There has been a lot of sturm und drang surrounding royalty rates, and Brownback's attempt to kidnap the bill got everyone riled up again. (The record industry has made its own move, hiring former House Majority Leader Dick Armey of Texas to shill for it as it tries to force broadcasters to pay a performance royalty for music played on the radio.)

Broadcasters don't have to pay the people who sing the songs, play the instruments or record the music. Their claim that the promotional value of airtime compensates musicians and labels is the law of the land.

Musicians and labels want to change that, but I'm not sure hiring a right-wing Republican like Armey, on the day after the GOP lost a congressional seat in Mississippi, wins them the votes. Anyhow, the performance royalty row will only get nastier, as the worst fights come over a shrinking pie.

Broadcasters seem to have the upper hand after 200 congressmen and a handful of senators signed onto a resolution that says a performance royalty is a bad idea. A resolution is a long way from a law, but the last time I counted, 216 votes was a House majority, and one senator can't stop anything.

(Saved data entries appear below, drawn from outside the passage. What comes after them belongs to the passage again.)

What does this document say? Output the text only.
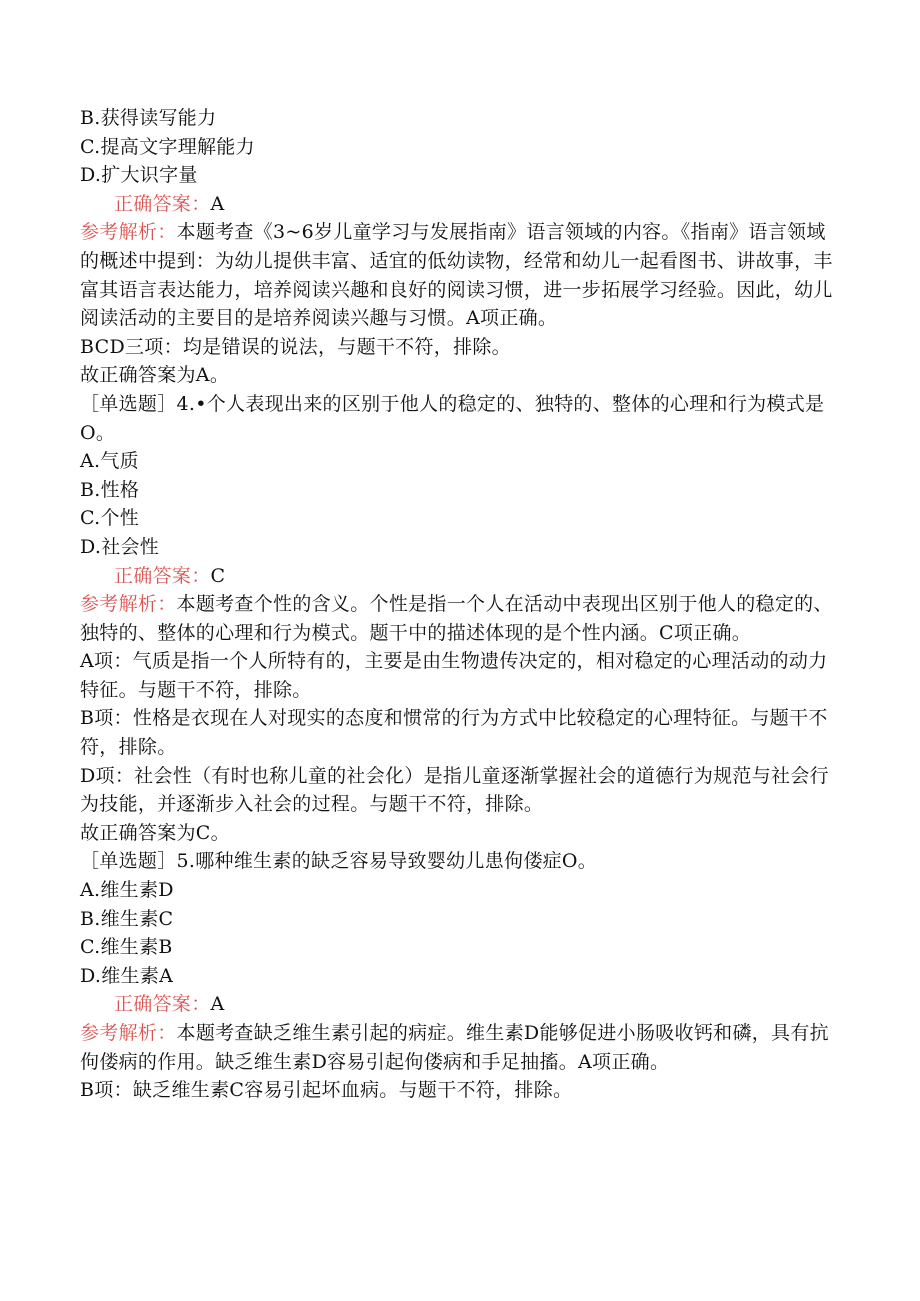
B.获得读写能力
C.提高文字理解能力
D.扩大识字量
正确答案：A
参考解析：本题考查《3~6岁儿童学习与发展指南》语言领域的内容。《指南》语言领域的概述中提到：为幼儿提供丰富、适宜的低幼读物，经常和幼儿一起看图书、讲故事，丰富其语言表达能力，培养阅读兴趣和良好的阅读习惯，进一步拓展学习经验。因此，幼儿阅读活动的主要目的是培养阅读兴趣与习惯。A项正确。
BCD三项：均是错误的说法，与题干不符，排除。
故正确答案为A。
［单选题］4.•个人表现出来的区别于他人的稳定的、独特的、整体的心理和行为模式是O。
A.气质
B.性格
C.个性
D.社会性
正确答案：C
参考解析：本题考查个性的含义。个性是指一个人在活动中表现出区别于他人的稳定的、独特的、整体的心理和行为模式。题干中的描述体现的是个性内涵。C项正确。
A项：气质是指一个人所特有的，主要是由生物遗传决定的，相对稳定的心理活动的动力特征。与题干不符，排除。
B项：性格是衣现在人对现实的态度和惯常的行为方式中比较稳定的心理特征。与题干不符，排除。
D项：社会性（有时也称儿童的社会化）是指儿童逐渐掌握社会的道德行为规范与社会行为技能，并逐渐步入社会的过程。与题干不符，排除。
故正确答案为C。
［单选题］5.哪种维生素的缺乏容易导致婴幼儿患佝偻症O。
A.维生素D
B.维生素C
C.维生素B
D.维生素A
正确答案：A
参考解析：本题考查缺乏维生素引起的病症。维生素D能够促进小肠吸收钙和磷，具有抗佝偻病的作用。缺乏维生素D容易引起佝偻病和手足抽搐。A项正确。
B项：缺乏维生素C容易引起坏血病。与题干不符，排除。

Getting those guys to flip is going to be tough, especially when people ask them to do some 'splainin', as my old friend Euclid would say.

In his zeal to wade in against the music industry, Brownback actually might have helped as Leahy seemed to commit his committee to vote on the bill.

Brownback got a commitment to take up his bill, too, but a committee vote is good news for the music industry. Instead of leaving the orphan works bill hearing line in shock, music executives seemed quite pleased.

I could hear my old friend Euclid as I left the hearing, and I thought: Man, I love sausage.